Наконец, ему представился такой случай. Его вызвали по делу, требующему присутствия финансового эксперта на встрече представителей преступного мира в Аризоне. Операция должна была пройти секретно, речь шла о группе, торгующей оружием, прячущей барыши по целой сети мотелей в западных штатах. Операция проходила под кодовым названием «Голубой мотель».
Федеральное правительство готовилось скупить мотели и наложить арест на конторские книги, затем арестовать участников. Харм должен был стать экспертом и свидетелем со стороны правительства, причем инкогнито. Никто не знал, что в роли покупателя выступят федеральные служащие. Харму предстояло просмотреть книги и отчеты, предложенные продавцами. Если доказательства окажутся крепкими, подать сигнал ожидающим агентам, снимавшим встречу через дырку в стене мотеля. Но все покатилось к чертям.
Харм до сих пор помнил странную эйфорию, охватившую его, когда еще не знал, что в него выстрелили. Он ощутил сильный порыв ветра и сполз на пол. А федеральные агенты и члены банды в дорогой домашней одежде перестреливались на автостоянке. Он потянулся и почувствовал под собой лужицу крови на плитках пола. Кровь была теплой, это доставило ему глупую радость. Он терял сознание и последнее, что запомнил, были тощие и высохшие пальмы перед дверью мотеля. К тому времени, как его доставили в медицинский пункт, он был почти мертв.
Потом его перевели в больницу Лос-Анджелеса, где долго лечили пробитое легкое. Однажды днем жена пришла навестить его. Она объявила, что переезжает в Санта-Фе, подает на развод и забирает Никки с собой. Ей очень жаль, что приходится объясняться именно сейчас, когда он ранен. Она понимала, что выбрала неудачное время, но он все равно был всегда «отсутствующим» отцом, редко бывал дома. Для Никки будет лучше встречаться с ним официально, чем расти с отцом-призраком. Сказала, что у нее личные проблемы. Объяснила, что жизнь – не список цифр, идеально складывающихся друг с другом. И, в конце концов, подвела итог, сказав, что логика, доведенная до крайности, равна нулю.
Харм Боланд отметил свое сорокалетие в одиночестве. В оленьем заповеднике «Биг Сур», дрожа от раннего снега под темными соснами, он пересмотрел всю свою жизнь. И наконец-то увидел ее такой, какая она есть. Его бывшая жена права, он совершенно забыл, что в жизни есть еще и любовь.
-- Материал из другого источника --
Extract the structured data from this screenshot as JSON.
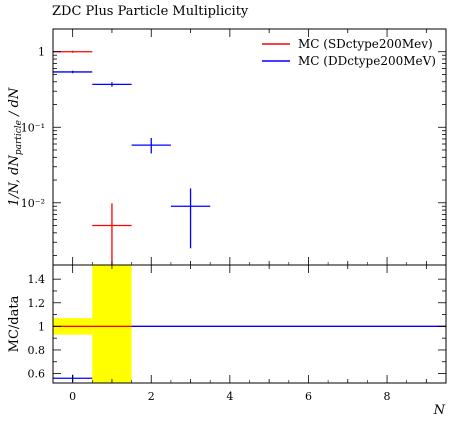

Все прошедшие годы он просидел в кабинете с калькулятором в руках, мечтая стать детективом. А что он получил, кроме дырки в спине и алиментов?
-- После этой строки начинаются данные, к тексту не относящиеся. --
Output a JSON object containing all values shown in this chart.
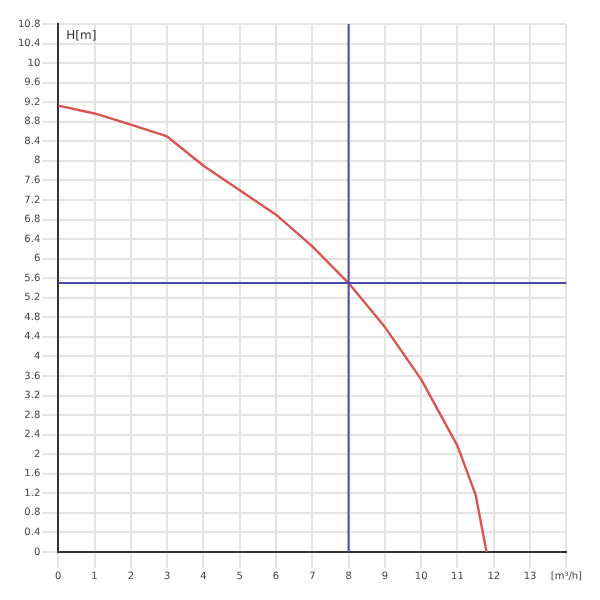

Потом он уволился, продал большую часть вещей, кроме коллекции пластинок шестидесятых годов. Его не заботило, что проигрыватели выходят из употребления. Он переехал в Санта-Фе, открыл свою контору и начал все с нуля, среди красот сосен, шалфея, глинобитных хижин под большим голубым мексиканским небосводом.
Но сегодня мысль о том, что ему снова придется осваивать роль, вызывала легкий приступ тошноты. Завтра он должен будет играть среди толпы профессиональных актеров и явно провалится. Последний раз он старался быть никем иным, как Хармоном Е. Боландом. А кончил на полу номера мотеля в луже крови, наблюдая, как земля съеживается до размеров мраморного шарика, и покорно ожидая ангела. Ангел, кстати, так и не появился. Никакого сияющего света и прекрасных голосов, приветствующих его у дверей смерти. Только голубой мрамор перед глазами, дырка в груди и мысль: «Вот и все, ребята», – странным образом выплывшая из детского мультика.
Он прикинул угол удара, отвел кий назад, и шары разлетелись, отскакивая от бортиков. Он вспомнил о Нии Уайтт в фиолетовом платье – странно осознавать, что она – не просто лицо на обложке журнала. Ее нельзя вписать в рамки фотографии журнала. Она – человек, испуганный человек. Испуганная женщина. У нее есть своя история, и она расскажет ее менее чем через час. Харм разбил еще одно положение и прислушался, как в пустом тихом зале шары постукивают, сталкиваясь и отскакивая друг от друга.